In this tutorial lets create a company policy that states that guests may not download FTP based files at anytime.
1. The diagram above shows where protocol rules can be found. Right click protocol rules then click new then click rule.
2. Name your rule in this case I gave it a name I will be able to identify at a later stage Block FTP. Then click next.
3. Select the deny radio button this will set the deny action in motion. Now click next.
4. Click on the selected protocols this screen is the start of granular control.
5. Now select your protocol. I have selected ftp download only and I have checked that box. Now click next
6. Now you need to set the time that the rule will apply. I have selected always because of the policy. This is selecting an existing schedule that you can crate and edit. In this example I have used the default schedule. Select always and then click next.
7. You are now presented with this screen with this screen. Select specific users and groups as you want to apply this rule to only the guest accounts. Now click next.
8. Click on add to select your users.
9. For the purposed of this exercise I have selected the local guest account on the ISA server you can click on the dropdown box and normally see a list of connected domains and if trusts are in place when using NT4 you should be able to connect to the other domain and select users form that domain. In this example click on the local guest account local to the ISA server and click add and then ok.

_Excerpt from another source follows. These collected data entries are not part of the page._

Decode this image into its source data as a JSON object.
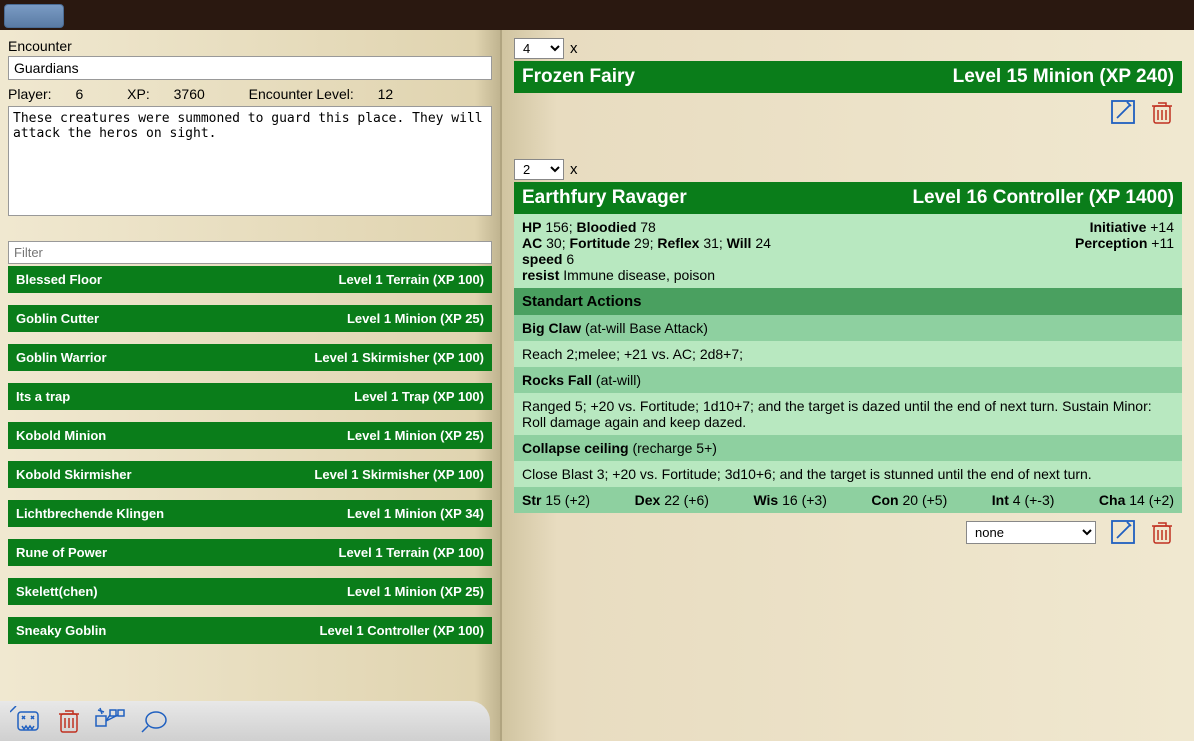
{
  "encounter": {
    "label": "Encounter",
    "name": "Guardians",
    "player_label": "Player:",
    "player": "6",
    "xp_label": "XP:",
    "xp": "3760",
    "level_label": "Encounter Level:",
    "level": "12",
    "notes": "These creatures were summoned to guard this place. They will attack the heros on sight."
  },
  "filter": {
    "placeholder": "Filter"
  },
  "monsters": [
    {
      "name": "Blessed Floor",
      "meta": "Level 1 Terrain (XP 100)"
    },
    {
      "name": "Goblin Cutter",
      "meta": "Level 1 Minion (XP 25)"
    },
    {
      "name": "Goblin Warrior",
      "meta": "Level 1 Skirmisher (XP 100)"
    },
    {
      "name": "Its a trap",
      "meta": "Level 1 Trap (XP 100)"
    },
    {
      "name": "Kobold Minion",
      "meta": "Level 1 Minion (XP 25)"
    },
    {
      "name": "Kobold Skirmisher",
      "meta": "Level 1 Skirmisher (XP 100)"
    },
    {
      "name": "Lichtbrechende Klingen",
      "meta": "Level 1 Minion (XP 34)"
    },
    {
      "name": "Rune of Power",
      "meta": "Level 1 Terrain (XP 100)"
    },
    {
      "name": "Skelett(chen)",
      "meta": "Level 1 Minion (XP 25)"
    },
    {
      "name": "Sneaky Goblin",
      "meta": "Level 1 Controller (XP 100)"
    }
  ],
  "c1": {
    "qty": "4",
    "x": "x",
    "name": "Frozen Fairy",
    "meta": "Level 15 Minion (XP 240)"
  },
  "c2": {
    "qty": "2",
    "x": "x",
    "name": "Earthfury Ravager",
    "meta": "Level 16 Controller (XP 1400)",
    "hp_l": "HP",
    "hp": "156;",
    "bloodied_l": "Bloodied",
    "bloodied": "78",
    "init_l": "Initiative",
    "init": "+14",
    "ac_l": "AC",
    "ac": "30;",
    "fort_l": "Fortitude",
    "fort": "29;",
    "ref_l": "Reflex",
    "ref": "31;",
    "will_l": "Will",
    "will": "24",
    "perc_l": "Perception",
    "perc": "+11",
    "speed_l": "speed",
    "speed": "6",
    "resist_l": "resist",
    "resist": "Immune disease, poison",
    "std_actions": "Standart Actions",
    "a1_name": "Big Claw",
    "a1_type": "(at-will Base Attack)",
    "a1_desc": "Reach 2;melee; +21 vs. AC; 2d8+7;",
    "a2_name": "Rocks Fall",
    "a2_type": "(at-will)",
    "a2_desc": "Ranged 5; +20 vs. Fortitude; 1d10+7; and the target is dazed until the end of next turn. Sustain Minor: Roll damage again and keep dazed.",
    "a3_name": "Collapse ceiling",
    "a3_type": "(recharge 5+)",
    "a3_desc": "Close Blast 3; +20 vs. Fortitude; 3d10+6; and the target is stunned until the end of next turn.",
    "str_l": "Str",
    "str": "15 (+2)",
    "dex_l": "Dex",
    "dex": "22 (+6)",
    "wis_l": "Wis",
    "wis": "16 (+3)",
    "con_l": "Con",
    "con": "20 (+5)",
    "int_l": "Int",
    "int": "4 (+-3)",
    "cha_l": "Cha",
    "cha": "14 (+2)",
    "theme": "none"
  },
  "colors": {
    "green_dark": "#0a7d1a",
    "green_mid": "#4aa060",
    "green_light": "#8ed0a0",
    "green_pale": "#b8e8c0"
  }
}
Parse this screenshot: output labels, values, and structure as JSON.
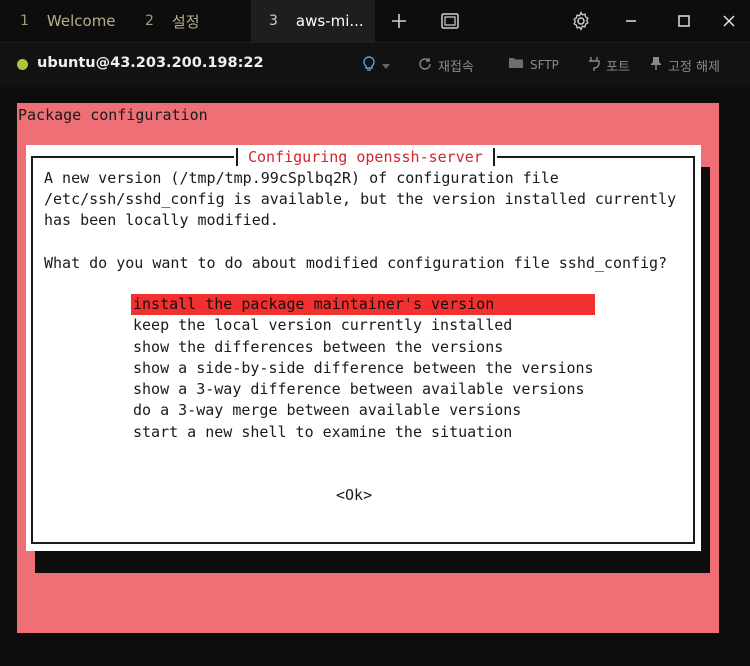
{
  "tabs": [
    {
      "num": "1",
      "label": "Welcome"
    },
    {
      "num": "2",
      "label": "설정"
    },
    {
      "num": "3",
      "label": "aws-mi..."
    }
  ],
  "connection": {
    "host": "ubuntu@43.203.200.198:22",
    "reconnect": "재접속",
    "sftp": "SFTP",
    "port": "포트",
    "unpin": "고정 해제"
  },
  "terminal": {
    "package_title": "Package configuration",
    "dialog": {
      "title": "Configuring openssh-server",
      "message_lines": [
        "A new version (/tmp/tmp.99cSplbq2R) of configuration file",
        "/etc/ssh/sshd_config is available, but the version installed currently",
        "has been locally modified."
      ],
      "question": "What do you want to do about modified configuration file sshd_config?",
      "options": [
        "install the package maintainer's version",
        "keep the local version currently installed",
        "show the differences between the versions",
        "show a side-by-side difference between the versions",
        "show a 3-way difference between available versions",
        "do a 3-way merge between available versions",
        "start a new shell to examine the situation"
      ],
      "selected_index": 0,
      "ok_label": "<Ok>"
    }
  },
  "colors": {
    "accent_red": "#f2302f",
    "background_pink": "#ef6f76",
    "status_dot": "#b3c23a"
  }
}
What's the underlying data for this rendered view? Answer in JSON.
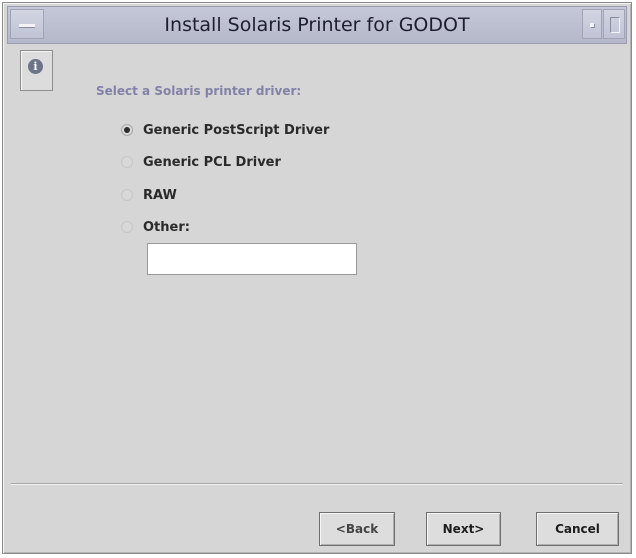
{
  "window": {
    "title": "Install Solaris Printer for GODOT"
  },
  "titlebar_icons": {
    "menu": "window-menu-icon",
    "minimize": "minimize-icon",
    "maximize": "maximize-icon"
  },
  "info_icon": {
    "name": "info-icon",
    "glyph": "i"
  },
  "form": {
    "prompt": "Select a Solaris printer driver:",
    "options": [
      {
        "label": "Generic PostScript Driver",
        "selected": true
      },
      {
        "label": "Generic PCL Driver",
        "selected": false
      },
      {
        "label": "RAW",
        "selected": false
      },
      {
        "label": "Other:",
        "selected": false
      }
    ],
    "other_value": "",
    "selected_index": 0
  },
  "buttons": {
    "back": "<Back",
    "next": "Next>",
    "cancel": "Cancel"
  },
  "colors": {
    "window_bg": "#d6d6d6",
    "titlebar_bg": "#b8bccc",
    "prompt_text": "#8282a6"
  }
}
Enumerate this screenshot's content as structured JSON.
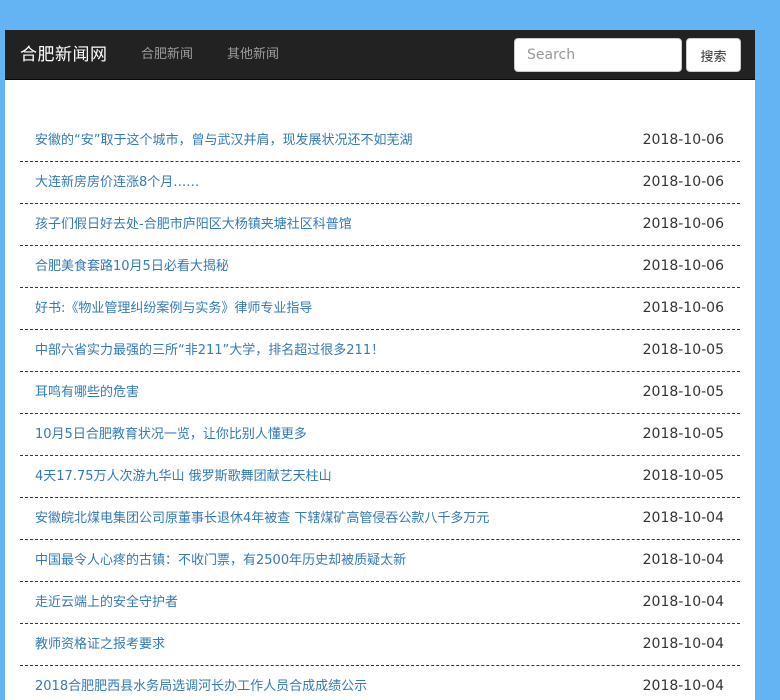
{
  "navbar": {
    "brand": "合肥新闻网",
    "links": [
      {
        "label": "合肥新闻"
      },
      {
        "label": "其他新闻"
      }
    ],
    "search": {
      "placeholder": "Search",
      "value": "",
      "button_label": "搜索"
    }
  },
  "news": [
    {
      "title": "安徽的“安”取于这个城市，曾与武汉并肩，现发展状况还不如芜湖",
      "date": "2018-10-06"
    },
    {
      "title": "大连新房房价连涨8个月……",
      "date": "2018-10-06"
    },
    {
      "title": "孩子们假日好去处-合肥市庐阳区大杨镇夹塘社区科普馆",
      "date": "2018-10-06"
    },
    {
      "title": "合肥美食套路10月5日必看大揭秘",
      "date": "2018-10-06"
    },
    {
      "title": "好书:《物业管理纠纷案例与实务》律师专业指导",
      "date": "2018-10-06"
    },
    {
      "title": "中部六省实力最强的三所“非211”大学，排名超过很多211！",
      "date": "2018-10-05"
    },
    {
      "title": "耳鸣有哪些的危害",
      "date": "2018-10-05"
    },
    {
      "title": "10月5日合肥教育状况一览，让你比别人懂更多",
      "date": "2018-10-05"
    },
    {
      "title": "4天17.75万人次游九华山 俄罗斯歌舞团献艺天柱山",
      "date": "2018-10-05"
    },
    {
      "title": "安徽皖北煤电集团公司原董事长退休4年被查 下辖煤矿高管侵吞公款八千多万元",
      "date": "2018-10-04"
    },
    {
      "title": "中国最令人心疼的古镇：不收门票，有2500年历史却被质疑太新",
      "date": "2018-10-04"
    },
    {
      "title": "走近云端上的安全守护者",
      "date": "2018-10-04"
    },
    {
      "title": "教师资格证之报考要求",
      "date": "2018-10-04"
    },
    {
      "title": "2018合肥肥西县水务局选调河长办工作人员合成成绩公示",
      "date": "2018-10-04"
    }
  ]
}
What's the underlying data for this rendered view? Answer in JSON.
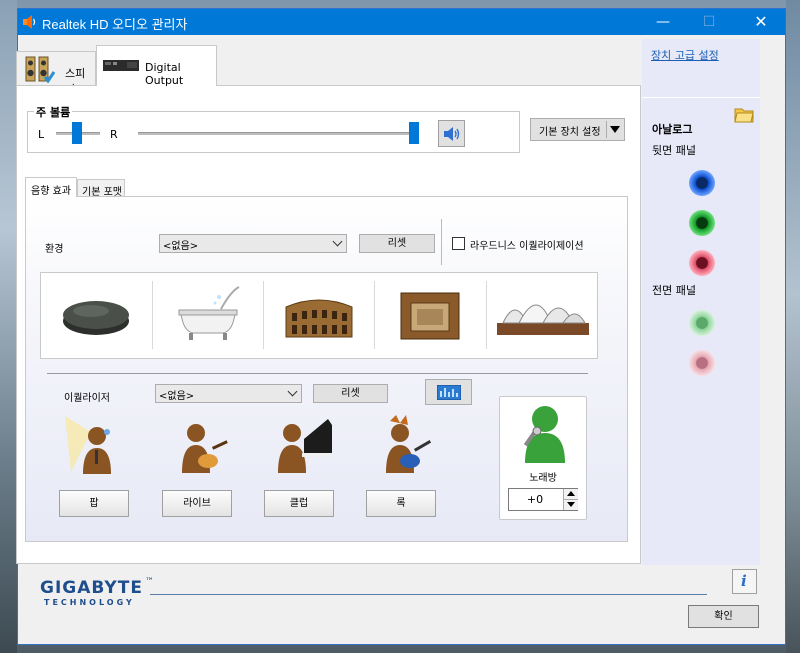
{
  "window": {
    "title": "Realtek HD 오디오 관리자",
    "minimize": "—",
    "maximize": "☐",
    "close": "✕"
  },
  "tabs": [
    {
      "label": "스피커",
      "icon": "speaker-icon",
      "active": false
    },
    {
      "label": "Digital Output",
      "icon": "digital-output-device-icon",
      "active": true
    }
  ],
  "volume": {
    "group_label": "주 볼륨",
    "left_label": "L",
    "right_label": "R",
    "balance": 0.5,
    "level": 1.0
  },
  "default_device_button": "기본 장치 설정",
  "inner_tabs": [
    {
      "label": "음향 효과",
      "active": true
    },
    {
      "label": "기본 포맷",
      "active": false
    }
  ],
  "environment": {
    "label": "환경",
    "value": "<없음>",
    "reset_label": "리셋",
    "loudness_label": "라우드니스 이퀄라이제이션",
    "loudness_checked": false,
    "presets": [
      "stone-disc-icon",
      "bathtub-icon",
      "colosseum-icon",
      "arena-icon",
      "opera-house-icon"
    ]
  },
  "equalizer": {
    "label": "이퀄라이저",
    "value": "<없음>",
    "reset_label": "리셋",
    "genres": [
      {
        "label": "팝",
        "icon": "pop-singer-icon"
      },
      {
        "label": "라이브",
        "icon": "live-guitarist-icon"
      },
      {
        "label": "클럽",
        "icon": "pianist-icon"
      },
      {
        "label": "록",
        "icon": "rock-guitarist-icon"
      }
    ]
  },
  "karaoke": {
    "label": "노래방",
    "value": "+0"
  },
  "right_panel": {
    "advanced_link": "장치 고급 설정",
    "analog_label": "아날로그",
    "rear_label": "뒷면 패널",
    "front_label": "전면 패널",
    "rear_jacks": [
      "#0c4fd1",
      "#0f9a24",
      "#e0506a"
    ],
    "front_jacks": [
      "#8fd49c",
      "#e6a7b2"
    ]
  },
  "brand": {
    "name": "GIGABYTE",
    "tm": "™",
    "sub": "TECHNOLOGY"
  },
  "ok_button": "확인"
}
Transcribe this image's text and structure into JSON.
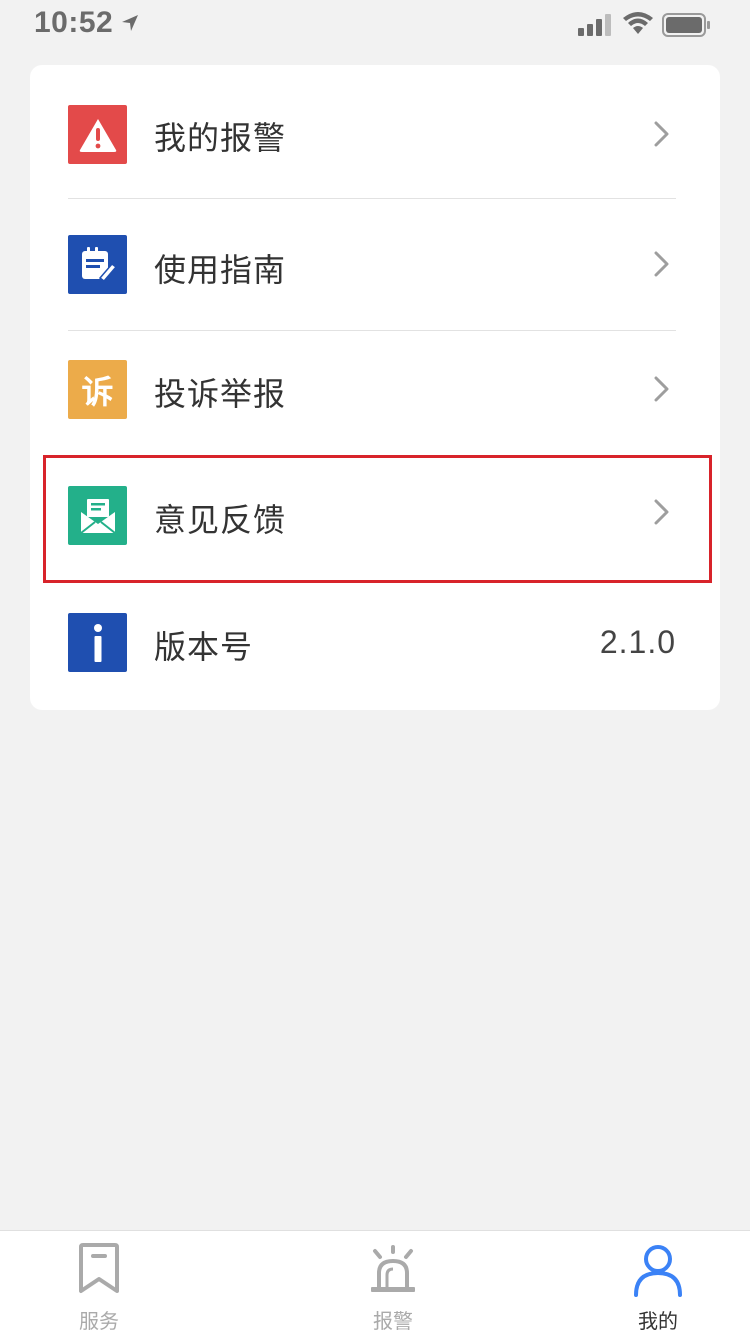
{
  "status_bar": {
    "time": "10:52"
  },
  "menu": {
    "items": [
      {
        "label": "我的报警",
        "icon": "alarm-warning-icon",
        "color": "#e34a4a"
      },
      {
        "label": "使用指南",
        "icon": "notepad-pen-icon",
        "color": "#1f4fb0"
      },
      {
        "label": "投诉举报",
        "icon": "complaint-icon",
        "icon_text": "诉",
        "color": "#ecab4a"
      },
      {
        "label": "意见反馈",
        "icon": "envelope-icon",
        "color": "#23b08a"
      },
      {
        "label": "版本号",
        "icon": "info-icon",
        "color": "#1f4fb0",
        "value": "2.1.0"
      }
    ]
  },
  "tab_bar": {
    "tabs": [
      {
        "label": "服务",
        "icon": "bookmark-icon",
        "active": false
      },
      {
        "label": "报警",
        "icon": "siren-icon",
        "active": false
      },
      {
        "label": "我的",
        "icon": "person-icon",
        "active": true
      }
    ],
    "active_color": "#3b82f6",
    "inactive_color": "#aaaaaa"
  }
}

10. Now click on next if the displayed account is correct.
11. Look through the summary information presented to you at the end of the rule creation process and read through it to verify that this is what you want to do. Caution: Miss configuring a protocol rule can result in you ISA server blocking traffic.
Knowing that you can use a protocol rules to have granular control over all your protocols results in understanding the power of ISA on a troubled network. Most of the time when your network traffic is analyzed you wonder how you would stop people from downloading those FTP files from unsolicited sites or how would stop other types of bandwidth hungry applications. Protocol rules are the answer to this reoccurring problem.